The Prioress was born at Clarence Town, Long Island to John Samuel Pratt and his wife Mathilda Ann (nee Dean). She showed early promise educationally, sitting and passing the Junior and Senior Cambridge examinations. In the Bahamas in the days before free secondary education was available on the out islands, school ended for the average student at age 14. Bright students tended to be offered the role of monitor, which allowed them to remain under the headmasters tutelage for longer. It was an indication of the young Long Islander’s ability that she was given such an opportunity.

Her parish priest, Father Cornelius Osendorf, OSB, was elated to perceive what appeared to be a religious vocation in the young girl and encouraged it. He wrote to her father, who objected initially, though his wife was fully prepared to support her daughter in whatever choice she made.

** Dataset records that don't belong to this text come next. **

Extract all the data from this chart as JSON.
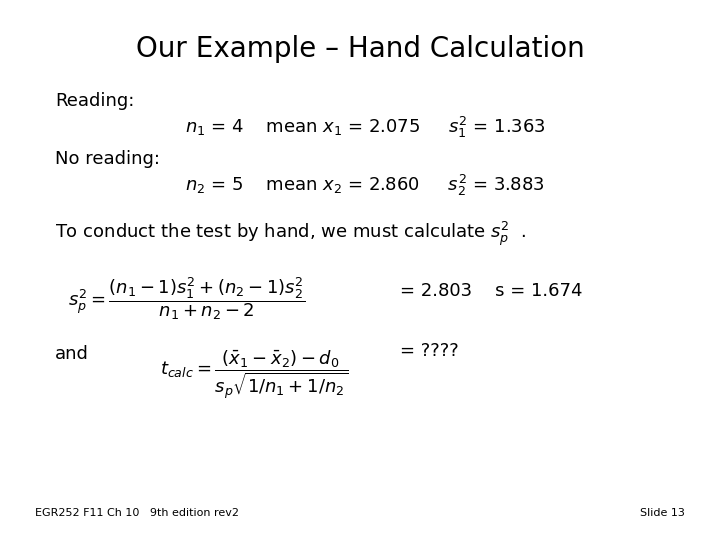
{
  "title": "Our Example – Hand Calculation",
  "background_color": "#ffffff",
  "text_color": "#000000",
  "title_fontsize": 20,
  "body_fontsize": 13,
  "small_fontsize": 12,
  "footer_fontsize": 8,
  "footer_left": "EGR252 F11 Ch 10   9th edition rev2",
  "footer_right": "Slide 13"
}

It was a brother, Vincent Pratt, who persuaded their father to allow the young girl to follow her heart.

She entered Blessed Martin Convent 8th September, 1955. During a nine-month postulancy and two-year novitiate, she had to get to know her new sisters, the rule she was to live by and how to accommodate to religious life in general. There were hardships. During the first canonical year, when novices are not normally permitted to leave the community, her father fell ill. To visit him, the young sister had to be accompanied by a chaperone from the community. Hardest of all, she was not permitted to attend her father’s funeral when he died shortly after her return to the convent. This led her to doubt her vocation, but she persisted, a decision for which Sister Mary Benedict thanks the Lord and the community which she has served as a teacher, social worker and educational leader most gratefully.

Sister Mary Benedict’s missions have been many and varied, including many years of service in education at several levels. The schools at which she taught were St Bede’s, Our Lady’s, St Thomas More, St Joseph and Aquinas College. She taught and was principal (1983-1984) at Xavier’s Lower School. Following the amalgamation with the Benedictines, she served in several Minnesota Catholic schools, including Saints Peter and Paul School at Elrosa.

Sister Mary Benedict was appointed Superintendent of Catholic Schools in The Bahamas in 1984, a challenging position she would manage successfully for eighteen years until her retirement in 2002. It was a role that called for fortitude; even with the assistance of fees and a government subsidy, it took skill to stretch budgets to meet needs.

Sister Mary Benedict also spent many years ministering at Her Majesty’s Prison on New Providence through teaching remedial mathematics, reading and religious education.

Through the years, Sister Mary Benedict continued her own education. She earned a Bachelor’s degree in Education from the College of St Benedict, Minnesota, a Master of Science degree in Administration from Barry University, Miami, Florida and a diploma in Pastoral Studies from St Louis University, Missouri.

All of her life as a religious, Sister Mary Benedict has demonstrated remarkable talents in leadership. Her career in administration began when she was elected Regional Superior of U Saint Martin community in 1974 ar she would serve two four-year terms this capacity. It was the first local election: before this, community leaders had been appointed by the hierarchy abroad. Sister Mary Benedict noted that they had internal self-government, which meant that she had to learn to deal with budgets, construction, repairs and other considerations.

During a canonical election ceremony on June 3, 2006, Sister Mary Benedict was elected Prioress to lead Saint Martin Monastery for the next four years. She was officially installed by Sister Michaela Hedican, President of the Federation of Saint Benedict on June 23 during Evening Prayer at the Monastery in the presence of the Most Reverend Patrick Pinder, Archbishop of Nassau, Monsignor Preston Moss, Monsignor Simeon Roberts, her Benedictine Sister family and friends.

In 2007, she expressed concern for the future of the Monastery as there had been no new vocations for many years, a crisis, she said that was afflicting the Church worldwide. She said that the Catholic youth over the years have not shown a great deal of interest over the years and more inquiries had come from among other denominations. The Monastery invites young people to come for reflection days during the year to learn about religious life, but seldom did more than participate.